# Large tanker order for Iran



## rushie (Jul 5, 2005)

From Gulfnews.com - 

_Islamic Republic of Iran Shipping Lines (IRISL) said it has signed a $500 million contract with Iranian shipbuilders for 16 cargo vessels and plans to enter the LNG market.

IRISL is waiting for fin-ancing from Iranian banks for the new fleet of 16 panamax and handymax bulk carriers.

Mohammad Moghaddam-e-Fard, managing director of IRISL Middle East in Dubai, told Gulf News before the latest deal the company had 39 ships on order valued at $1.7 billion.

Six of these vessels are of 6,500 TEU (twenty-foot equivalent container units) capacity and four are capable of carrying 5,000 containers.

The company will take delivery of the ships between mid-2008 and January 2009 from Hyundai Heavy Industries and Hanjin shipyards in South Korea.

"With these vessels joining IRISL, the capacity of our container carrier fleet will increase from 31,000 TEUs today to 95,000 TEUs in 2009," Moghaddami Fard said.

"We feel the market for container carriers will remain strong in the years to come, especially in the Panamax and post-Panamax size," he said.

The company also has an existing order for two Panamax carriers from China and 16 double-skin Handymax bulk carriers of 53,000-tones capacity each.

In addition, six multipurpose ships of 25,000-tonnes each are being built in China and will be delivered in 2009.

With the introduction of post-Panamax vessels in 2008, IRISL plans to introduce new services.

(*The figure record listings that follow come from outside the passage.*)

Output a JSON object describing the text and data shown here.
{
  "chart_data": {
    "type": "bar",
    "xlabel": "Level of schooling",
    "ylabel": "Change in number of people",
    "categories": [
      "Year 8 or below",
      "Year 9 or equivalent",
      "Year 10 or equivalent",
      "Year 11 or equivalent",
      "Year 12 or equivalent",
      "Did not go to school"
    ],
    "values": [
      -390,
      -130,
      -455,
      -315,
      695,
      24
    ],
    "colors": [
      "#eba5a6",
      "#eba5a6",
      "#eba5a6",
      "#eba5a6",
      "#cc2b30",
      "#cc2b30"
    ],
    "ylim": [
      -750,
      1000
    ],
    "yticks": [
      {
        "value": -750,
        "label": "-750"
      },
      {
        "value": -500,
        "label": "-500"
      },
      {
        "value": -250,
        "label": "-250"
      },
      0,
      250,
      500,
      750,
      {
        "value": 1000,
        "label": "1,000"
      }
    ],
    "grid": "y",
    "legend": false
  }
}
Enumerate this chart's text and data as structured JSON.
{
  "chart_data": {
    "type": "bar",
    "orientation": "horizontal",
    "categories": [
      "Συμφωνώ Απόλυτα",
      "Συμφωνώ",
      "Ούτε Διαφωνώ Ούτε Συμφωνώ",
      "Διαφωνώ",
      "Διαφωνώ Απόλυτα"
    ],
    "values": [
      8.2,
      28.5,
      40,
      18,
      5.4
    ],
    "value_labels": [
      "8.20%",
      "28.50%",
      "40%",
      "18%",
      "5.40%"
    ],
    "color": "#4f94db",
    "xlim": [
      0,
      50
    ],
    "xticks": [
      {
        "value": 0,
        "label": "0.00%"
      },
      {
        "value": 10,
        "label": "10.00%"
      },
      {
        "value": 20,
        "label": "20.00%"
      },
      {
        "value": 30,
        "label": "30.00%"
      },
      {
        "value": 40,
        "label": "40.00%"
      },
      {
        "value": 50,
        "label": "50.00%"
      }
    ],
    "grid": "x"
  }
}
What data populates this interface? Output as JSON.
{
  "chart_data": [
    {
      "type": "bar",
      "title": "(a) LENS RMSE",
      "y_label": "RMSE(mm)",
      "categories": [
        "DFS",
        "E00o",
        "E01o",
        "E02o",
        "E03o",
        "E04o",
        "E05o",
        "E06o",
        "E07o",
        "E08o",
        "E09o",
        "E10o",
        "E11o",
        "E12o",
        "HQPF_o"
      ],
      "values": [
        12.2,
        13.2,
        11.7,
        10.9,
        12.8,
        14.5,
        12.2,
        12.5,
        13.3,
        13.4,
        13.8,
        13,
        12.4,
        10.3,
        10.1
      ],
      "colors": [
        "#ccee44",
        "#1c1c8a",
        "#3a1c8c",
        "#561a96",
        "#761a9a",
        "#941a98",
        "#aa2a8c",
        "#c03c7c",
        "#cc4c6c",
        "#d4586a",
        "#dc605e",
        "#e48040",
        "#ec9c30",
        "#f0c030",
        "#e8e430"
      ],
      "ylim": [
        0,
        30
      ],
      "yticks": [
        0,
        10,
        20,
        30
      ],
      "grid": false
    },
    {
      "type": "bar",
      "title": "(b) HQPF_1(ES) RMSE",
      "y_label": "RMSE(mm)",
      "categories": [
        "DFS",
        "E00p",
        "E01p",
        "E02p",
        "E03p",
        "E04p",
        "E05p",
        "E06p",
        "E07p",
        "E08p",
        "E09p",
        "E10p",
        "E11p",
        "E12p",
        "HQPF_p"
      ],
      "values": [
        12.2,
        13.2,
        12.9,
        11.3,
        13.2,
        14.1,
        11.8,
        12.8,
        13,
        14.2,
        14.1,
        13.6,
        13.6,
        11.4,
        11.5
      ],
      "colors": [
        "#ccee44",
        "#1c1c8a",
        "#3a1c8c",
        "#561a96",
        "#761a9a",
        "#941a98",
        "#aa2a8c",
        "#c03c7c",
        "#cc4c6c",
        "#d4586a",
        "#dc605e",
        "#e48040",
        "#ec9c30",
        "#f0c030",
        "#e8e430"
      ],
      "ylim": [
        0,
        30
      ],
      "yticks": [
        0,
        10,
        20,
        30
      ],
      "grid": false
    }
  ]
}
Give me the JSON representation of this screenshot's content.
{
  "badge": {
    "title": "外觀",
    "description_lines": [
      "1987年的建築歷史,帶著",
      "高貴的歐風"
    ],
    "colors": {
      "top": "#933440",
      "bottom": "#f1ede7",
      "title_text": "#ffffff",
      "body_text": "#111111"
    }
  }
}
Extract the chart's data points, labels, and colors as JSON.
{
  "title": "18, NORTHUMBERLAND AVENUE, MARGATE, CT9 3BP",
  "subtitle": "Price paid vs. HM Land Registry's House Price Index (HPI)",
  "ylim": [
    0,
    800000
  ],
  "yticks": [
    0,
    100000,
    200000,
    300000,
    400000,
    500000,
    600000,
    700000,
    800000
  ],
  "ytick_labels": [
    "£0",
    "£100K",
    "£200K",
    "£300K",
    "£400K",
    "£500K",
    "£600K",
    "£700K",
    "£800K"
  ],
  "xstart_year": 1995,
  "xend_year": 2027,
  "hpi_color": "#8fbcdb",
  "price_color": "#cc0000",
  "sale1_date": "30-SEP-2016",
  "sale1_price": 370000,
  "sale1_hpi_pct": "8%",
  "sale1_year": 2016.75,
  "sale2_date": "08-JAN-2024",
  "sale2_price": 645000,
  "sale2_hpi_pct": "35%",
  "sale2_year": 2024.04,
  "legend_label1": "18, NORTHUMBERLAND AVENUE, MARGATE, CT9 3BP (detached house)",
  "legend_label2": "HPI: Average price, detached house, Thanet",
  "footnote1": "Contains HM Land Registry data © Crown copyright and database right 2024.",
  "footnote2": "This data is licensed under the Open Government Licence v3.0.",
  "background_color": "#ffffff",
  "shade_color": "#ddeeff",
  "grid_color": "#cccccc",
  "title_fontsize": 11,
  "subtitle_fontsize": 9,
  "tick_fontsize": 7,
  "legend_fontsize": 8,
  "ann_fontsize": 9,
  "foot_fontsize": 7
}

It is working on plans for a new Asia-Europe route.

Moghaddami Fard said the company will continue to focus strongly on the Gulf market. Its diversification plans include developing a viable energy transportation business.

"Entering the LNG market has already been studied by our management. Negotiations with top government decision-makers are going on to start transportation of LNG from Iran to target countries. The Iranian government has to decide," Moghaddam-e-Fard said.

Iran-O-Hind Shipping Company, IRISL's 51:49 joint venture with Shipping Corporation of India (SCI), is interested in the wet market and has already ordered a tanker from Hyundai.

"It will be delivered in 2007 and they are still in the market looking for new tankers," the IRISL official disclosed.

"IRISL will be diversifying in all (maritime) businesses. 

"We have 11 affiliate companies which do different activities. We try to invest wherever we can," he said._

Rushie


----------



## Thamesphil (Jul 22, 2005)

rushie said:


> From Gulfnews.com -
> 
> _Islamic Republic of Iran Shipping Lines (IRISL) said it has signed a $500 million contract with Iranian shipbuilders for 16 cargo vessels and plans to enter the LNG market.
> 
> IRISL is waiting for fin-ancing from Iranian banks for the new fleet of 16 panamax and handymax bulk carriers._


_


The Iranians have big ideas when it comes to shipbuilding, but rarely deliver. Heavy delays and a lack of financing continue to dog current shipbuilding projects in Iran, so don't count on the above statement being anything other than hot air.

Phil_


----------



## rushie (Jul 5, 2005)

Phil,

Maybe it's a cover for a nuke carrying vessel..?!!!

Rushie


----------